W tym tygodniu uczestniczyłyśmy w wizji terenowej w Lesie Łęgowskim razem z Towarzystwem na Rzecz Ochrony Przyrody, dyrektorem ZZM Łukaszem Pawlikiem oraz pracownikami Zespołu ds. Lasów i Przyrody Zarządu Zieleni Miejskiej w Krakowie. Z uwagi na liczne zgłoszenia mieszkanek i mieszkańców oraz podniesiony przez nas alarm, wycinki zostały wstrzymane do czasu wizji.

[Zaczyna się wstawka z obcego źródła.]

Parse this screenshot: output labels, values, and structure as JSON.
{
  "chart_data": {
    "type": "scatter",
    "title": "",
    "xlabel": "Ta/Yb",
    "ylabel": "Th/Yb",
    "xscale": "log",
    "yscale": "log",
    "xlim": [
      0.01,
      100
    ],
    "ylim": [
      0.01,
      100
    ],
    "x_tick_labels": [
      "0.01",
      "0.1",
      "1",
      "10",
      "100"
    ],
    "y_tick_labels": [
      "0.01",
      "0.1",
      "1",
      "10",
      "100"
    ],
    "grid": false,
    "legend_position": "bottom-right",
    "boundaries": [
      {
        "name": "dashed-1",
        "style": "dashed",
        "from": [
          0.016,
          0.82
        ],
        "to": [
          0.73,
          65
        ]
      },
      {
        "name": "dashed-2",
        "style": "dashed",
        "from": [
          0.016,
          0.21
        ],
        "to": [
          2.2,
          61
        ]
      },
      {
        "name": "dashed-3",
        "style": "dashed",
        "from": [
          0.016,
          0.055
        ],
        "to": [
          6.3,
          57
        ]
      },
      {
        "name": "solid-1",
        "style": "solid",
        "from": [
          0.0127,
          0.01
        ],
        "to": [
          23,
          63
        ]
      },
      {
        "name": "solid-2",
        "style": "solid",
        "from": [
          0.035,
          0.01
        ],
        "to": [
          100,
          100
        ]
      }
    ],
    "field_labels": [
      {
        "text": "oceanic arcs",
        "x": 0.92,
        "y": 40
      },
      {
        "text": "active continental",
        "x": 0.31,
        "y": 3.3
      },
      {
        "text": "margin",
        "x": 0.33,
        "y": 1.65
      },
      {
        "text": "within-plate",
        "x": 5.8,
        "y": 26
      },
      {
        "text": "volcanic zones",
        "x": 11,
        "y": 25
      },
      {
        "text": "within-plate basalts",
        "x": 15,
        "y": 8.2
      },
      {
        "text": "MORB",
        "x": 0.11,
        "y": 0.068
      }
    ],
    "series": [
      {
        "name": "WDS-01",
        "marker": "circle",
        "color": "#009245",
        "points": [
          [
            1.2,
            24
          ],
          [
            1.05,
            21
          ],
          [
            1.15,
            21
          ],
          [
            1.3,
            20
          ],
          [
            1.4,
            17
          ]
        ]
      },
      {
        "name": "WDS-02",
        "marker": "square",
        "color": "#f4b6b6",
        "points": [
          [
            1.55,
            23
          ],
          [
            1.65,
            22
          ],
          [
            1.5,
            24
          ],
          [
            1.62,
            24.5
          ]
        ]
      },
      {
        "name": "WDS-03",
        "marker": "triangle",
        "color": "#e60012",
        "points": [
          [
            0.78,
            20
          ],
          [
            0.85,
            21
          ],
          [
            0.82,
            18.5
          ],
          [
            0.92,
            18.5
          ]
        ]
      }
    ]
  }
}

Wycinane będą tylko jesiony, zapewniono nas, że inne gatunki drzew nie będą podlegały wycinkom, nawet, gdy pytaliśmy o te najbardziej powykręcane. To, co nas ucieszyło, to informacja, że ZZM pozostawi ten teren do naturalnego odnowienia, a dopiero gdyby proces ten się nie powiódł, przewidziano dosadzenie rodzimych gatunków charakterystycznych dla tego obszaru, takich jak dęby, olsze czy wiązy
Smutna refleksja jest taka, że tam, gdzie jest dużo ludzi i ludzka infrastruktura, zawsze prędzej czy później wystąpi konflikt na styku człowiek-przyroda. A w przypadku Lasu Łęgowskiego mamy do czynienia z lasem miejskim, ze ścieżkami i ławeczkami. Gdyby nie nowa wydeptana ścieżka, być może udałoby się część jesionów uratować. Niestety, w obecnej sytuacji nie mamy takich możliwości. Oczywiście będziemy podejmować próby konsultowania tego problemu z ekspertami specjalizującymi się w kwestii zamierania jesionów, ale na ten moment niczego nie jesteśmy w stanie obiecać.
Z pozytywów: podczas wizji natknęłyśmy się na sarny, wiewiórki i słyszeliśmy cudowne stukoty dzięciołów. W kwestii martwego drewna, informujemy, że w lesie jest go stosunkowo dużo i pięknie mchem zarasta.